Introduction à la première partie
p. 23-24
Texte intégral
1Dans un contexte de montée de l’éclectisme des goûts culturels des classes supérieures1, de désagrégation de la classe ouvrière, d’extraversion des classes populaires et d’inégalités croissantes, peut-on admettre qu’il existe des cultures de classe ? Assiste-t-on à un affaiblissement des frontières symboliques entre les groupes sociaux ? Peut-on parler d’une segmentation (selon des critères de genre, ethno-raciaux, générationnels, etc.) des classes populaires contemporaines en termes de pratiques culturelles ? En quoi les pratiques sportives étudiées participent-elles, ou non, des clivages sociaux des sociétés française et étasunienne ?

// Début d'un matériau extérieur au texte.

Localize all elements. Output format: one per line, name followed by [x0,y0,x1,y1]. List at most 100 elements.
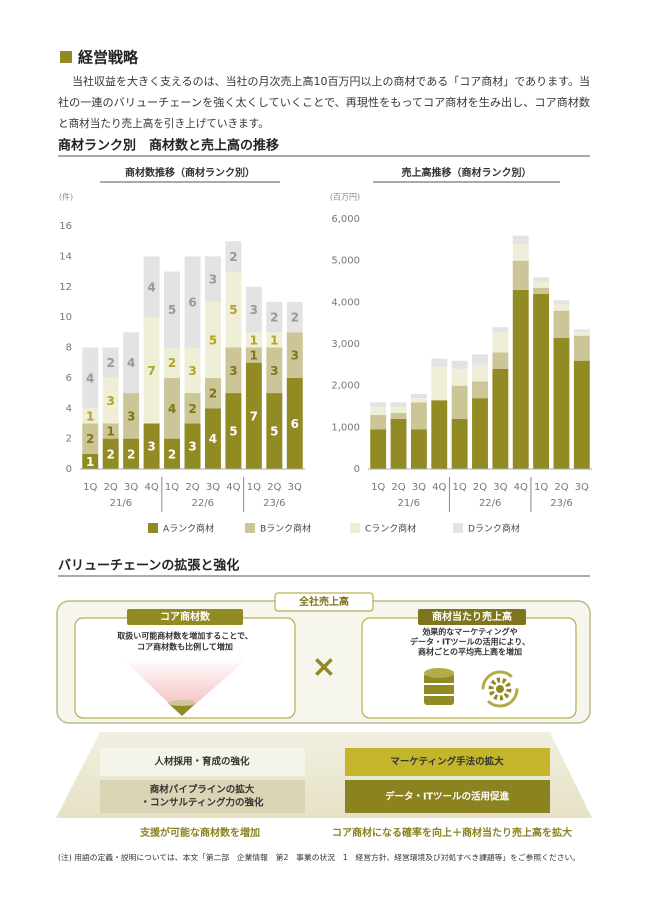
right-text: 効果的なマーケティングや [422,627,517,637]
bar-segment [286,377,303,469]
action-box [100,780,305,813]
action-box [345,748,550,776]
data-label: 6 [291,417,299,431]
section-title: 商材ランク別 商材数と売上高の推移 [58,138,279,154]
bar-segment [286,301,303,333]
bar-segment [533,294,550,469]
bar-segment [245,332,262,348]
bar-segment [143,256,160,318]
action-text: 商材パイプラインの拡大 [150,784,255,796]
x-tick-label: 4Q [144,482,158,493]
action-text: ・コンサルティング力の強化 [141,797,264,809]
bar-segment [266,301,283,333]
bar-segment [553,304,570,311]
x-tick-label: 3Q [124,482,138,493]
data-label: 5 [229,425,237,439]
data-label: 4 [147,280,155,294]
legend-label: Cランク商材 [365,523,416,535]
data-label: 5 [270,425,278,439]
bar-segment [553,310,570,338]
x-tick-label: 2Q [391,482,405,493]
gear-icon [481,670,519,708]
bar-segment [573,329,590,332]
data-label: 2 [209,387,217,401]
right-text: 商材ごとの平均売上高を増加 [418,647,522,657]
bar-segment [573,331,590,336]
data-label: 2 [127,447,135,461]
data-label: 3 [291,349,299,363]
y-tick-label: 0 [66,464,72,475]
y-tick-label: 16 [59,221,72,232]
bar-segment [431,366,448,401]
x-tick-label: 3Q [288,482,302,493]
data-label: 3 [188,440,196,454]
y-tick-label: 14 [59,251,72,262]
data-label: 5 [168,303,176,317]
data-label: 3 [209,273,217,287]
data-label: 1 [250,333,258,347]
funnel-tip [168,703,196,716]
action-text: マーケティング手法の拡大 [390,756,504,768]
data-label: 5 [229,303,237,317]
bar-segment [143,317,160,424]
total-tab [274,592,374,612]
bar-segment [225,347,242,394]
section-title: バリューチェーンの拡張と強化 [58,558,239,574]
bar-segment [410,429,427,469]
bar-segment [512,235,529,244]
bar-segment [451,369,468,386]
bar-segment [492,327,509,332]
left-text: コア商材数も比例して増加 [137,642,233,652]
bar-segment [164,347,181,378]
bar-segment [492,331,509,353]
bar-segment [472,381,488,399]
x-tick-label: 1Q [247,482,261,493]
x-group-label: 23/6 [550,498,572,509]
axis-unit: (件) [59,192,73,202]
bar-segment [164,271,181,348]
data-label: 7 [147,364,155,378]
legend-swatch [350,523,360,533]
bar-segment [410,398,427,403]
bar-segment [225,271,242,348]
data-label: 3 [229,364,237,378]
bar-segment [204,256,221,302]
bar-segment [82,423,99,454]
x-tick-label: 2Q [185,482,199,493]
y-tick-label: 3,000 [331,339,360,350]
data-label: 4 [168,402,176,416]
bar-segment [472,398,488,469]
x-tick-label: 3Q [575,482,589,493]
bar-segment [225,393,242,469]
legend-swatch [245,523,255,533]
bar-segment [82,347,99,409]
bar-segment [410,402,427,430]
bar-segment [553,300,570,305]
data-label: 4 [209,432,217,446]
y-tick-label: 4,000 [331,297,360,308]
data-label: 2 [107,447,115,461]
bar-segment [102,438,119,469]
bar-segment [431,400,448,469]
total-label: 全社売上高 [298,595,349,608]
bar-segment [370,402,387,407]
data-label: 3 [270,364,278,378]
data-label: 2 [107,356,115,370]
paragraph-line: と商材当たり売上高を引き上げていきます。 [58,117,269,130]
data-label: 4 [86,371,94,385]
bar-segment [245,286,262,333]
y-tick-label: 1,000 [331,422,360,433]
bar-segment [245,347,262,363]
bar-segment [451,385,468,419]
x-tick-label: 3Q [493,482,507,493]
bar-segment [492,352,509,369]
x-group-label: 22/6 [191,498,213,509]
data-label: 1 [250,349,258,363]
right-label: 商材当たり売上高 [432,610,512,623]
paragraph-line: 当社収益を大きく支えるのは、当社の月次売上高10百万円以上の商材である「コア商材… [72,75,590,88]
legend-swatch [453,523,463,533]
data-label: 6 [188,295,196,309]
bar-segment [204,408,221,469]
data-label: 7 [250,409,258,423]
data-label: 5 [209,333,217,347]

2Il s’agit, dans les pages qui suivent, d’entrer dans l’univers culturel des jeunesses de deux quartiers populaires en France et aux États-Unis et tenter de saisir la relation entre les pratiques sportives des enquêtés et leur univers social. Pour ce faire, on utilisera le prisme de sports au sein desquels on manipule spécifiquement la force physique et le combat et qui sont doublement codifiés2 : d’une part, du point de vue des normes sportives et, d’autre part, du point de vue des normes sociales. On commencera par montrer comment les salles de sport étudiées s’inscrivent dans des quartiers paupérisés et ségrégués et selon quels principes, sportifs et sociaux, elles constituent des espaces hiérarchisés et classants. Pour mieux saisir cet univers culturel, on portera une attention particulière au processus de double socialisation, sportive et « sociale », des corps de ces jeunes garçons qui appartiennent pour une grande part aux couches stabilisées des classes populaires et pour certains aux couches plus précaires ou en ascension, et pour la plupart aux groupes ethno-raciaux stigmatisés. Sans présumer de l’homogénéité des causes de l’engagement dans ces pratiques sportives, on tentera d’expliquer ce qui pousse des jeunes garçons socialisés dans ces quartiers à pratiquer la musculation et les sports de combat et en quoi elles participent du style de vie du pôle conforme des fractions masculines des classes populaires auquel appartient une grande partie des enquêtés (chapitre i). On s’arrêtera ensuite sur un aspect important de ces pratiques sportives : la manière dont elles sont liées aux rapports sociaux de sexe en ce qu’elles reposent sur la masculinité des enquêtés tout en la redéfinissant d’un double point de vue, à la fois « populaire » et « respectable » (chapitre ii).
Notes de bas de page
1 Peterson Richard A. et Kern Roger M., « Changing Highbrow Taste : From Snob to Omnivore », American Sociological Review, vol. 61, no 5, 1996, p. 900-907. López Sintas Jordi et García Álvarez Ercilia, « Omnivores Show up Again : The Segmentation of Cultural Consumers in Spanish Social Space », European Sociological Review, vol. 18, no 3, 2002, p. 353-368.
2 Gaudin Benoît, « La codification des pratiques martiales : une approche socio-historique », Actes de la recherche en sciences sociales, vol. 4, no 179, 2009, p. 4-31.